L’humour bouleverse et renverse tout sens dessus dessous, à tel point qu’un humoriste-né ne se borne jamais à être ce qu’il est et ce qu’il n’est pas. La plume brillante de Straszewicz, c’est la plume réfractaire de Gogol — par elle Straszewicz devient un anti-Straszewicz, thèse et antithèse dont la synthèse nous fournit un super-Straszewicz : un Straszewicz qui tout en demeurant encore Straszewicz devance le Straszewicz d’un pas allègre.
Witold Gombrowicz, Journal (1), Gallimard, p. 224.
Entre l’exigence d’être clair et la tentation d’être obscur, impossible de décider laquelle mérite le plus d’égards.
Emil Cioran, « Aveux et anathèmes », Œuvres, Gallimard, p. 1720.
Une poche me brasse. Pas de fond. Pas de portes, et moi comme un long boa égaré. J’ai perdu même mes ennemis.
Oh espace, espace abstrait.
Calme, calme qui roule des trains. Calme monumentalement vide. Plus de pointe. Quille poussée. Quille bercée.
Évanoui à la terre…
Henri Michaux, « Face aux verrous », Œuvres complètes (2), Gallimard, p. 490.
La neige sur les toits millier de pages
une bande d’étourneaux les notes de Satie
une à une dans l’hiver comme un pincement
les années qui s’ébattent s’emboutissent
déferlement d’inclassables saisons. Cette
promenade toujours refusée par l’Amour menu !
Le coteau n’était-il pas de neige lui aussi
cela devient historique mais vivrais-je cent ans
que rien de plus ne sortirait de ce petit
cadavre. Enfin Jeanne souvenez-vous, Chinon ?
Jean-Pierre Georges, Dizains disette, Le Dé bleu, p. 76.
Mais j’ai peu de preuves à présenter au tribunal qui siège en moi et me somme, le soir, d’expliquer, si je peux, ce que j’ai fait de ma journée.
Pierre Bergounioux, « mercredi 31 août 1983 », Carnet de notes (1980-1990), Verdier, p. 241.
Allée des orangers : les cloches dans la nuit lancent un petit espoir de convaincre, tellement dissous qu’il atteint toujours le cœur de la cible.
Gérard Pesson, « dimanche 5 janvier 1992 », Cran d’arrêt du beau temps. Journal 1991-1998, Van Dieren, p. 51.
À ma demande, Léone me parle de cette mystérieuse tranquillité qu’aiment les femmes et dans laquelle elles se réfugient volontiers après les tourments de l’amour, ou pour les éviter. Par « tourments de l’amour », j’entends moins l’attente déçue, les tromperies, la douleur surtout d’être abandonnée, que l’inquiétude qu’une femme ne peut manquer d’éprouver sur sa féminité même, inquiétude qu’un homme qui aime les femmes a du mal à concevoir, et doit à chaque fois faire un effort pour se représenter à nouveau. Tant pour lui, chaque femme incarne cette féminité désirée, espérée, ce trésor que chacune semble posséder et avoir le pouvoir d’accorder ou de refuser. Alors qu’en fait, de l’adolescence à l’âge mûr, face à l’éventuel désir des hommes, aucune n’est assurée de l’avoir : soit qu’elle se sente trop pauvrement dotée à cet égard – les autres ont de plus gros seins, une plus belle peau, un savoir-faire qu’elle n’a pas –, soit que le passage du temps menace de l’en déposséder.
Pierre Pachet, Sans amour, Denoël, p. 75.

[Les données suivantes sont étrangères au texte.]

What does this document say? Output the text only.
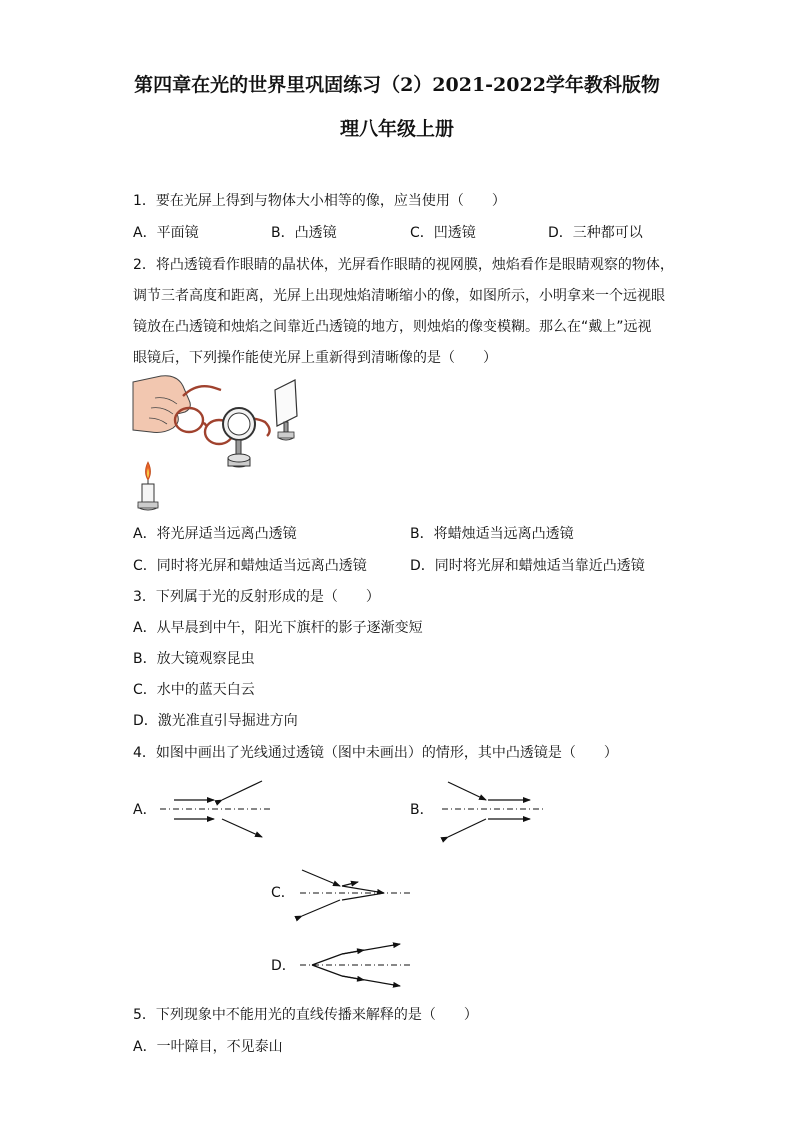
第四章在光的世界里巩固练习（2）2021-2022学年教科版物
理八年级上册
1．要在光屏上得到与物体大小相等的像，应当使用（　　）
A．平面镜	B．凸透镜	C．凹透镜	D．三种都可以
2．将凸透镜看作眼睛的晶状体，光屏看作眼睛的视网膜，烛焰看作是眼睛观察的物体，
调节三者高度和距离，光屏上出现烛焰清晰缩小的像，如图所示，小明拿来一个远视眼
镜放在凸透镜和烛焰之间靠近凸透镜的地方，则烛焰的像变模糊。那么在“戴上”远视
眼镜后，下列操作能使光屏上重新得到清晰像的是（　　）
A．将光屏适当远离凸透镜	B．将蜡烛适当远离凸透镜
C．同时将光屏和蜡烛适当远离凸透镜	D．同时将光屏和蜡烛适当靠近凸透镜
3．下列属于光的反射形成的是（　　）
A．从早晨到中午，阳光下旗杆的影子逐渐变短
B．放大镜观察昆虫
C．水中的蓝天白云
D．激光准直引导掘进方向
4．如图中画出了光线通过透镜（图中未画出）的情形，其中凸透镜是（　　）
A．	B．
C．
D．
5．下列现象中不能用光的直线传播来解释的是（　　）
A．一叶障目，不见泰山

Certains airs sont du trot, avec un rythme aussi décomposé que la musculature d’un cheval.
Nicolas Bouvier, Il faudra repartir. Voyages inédits, Payot & Rivages, p. 132.
Pendant ces heures de lecture, mon père trouvait enfin, pour une fois, sa place, au soleil dehors sur le banc de la cour, ou sinon sur le tabouret sans dossier à la fenêtre de l’est, où il scrutait avec une mine puérile de savant chacun des caractères – image au souvenir de laquelle il me semble être encore assis auprès de lui.
Peter Handke, Le recommencement, Gallimard, p. 66.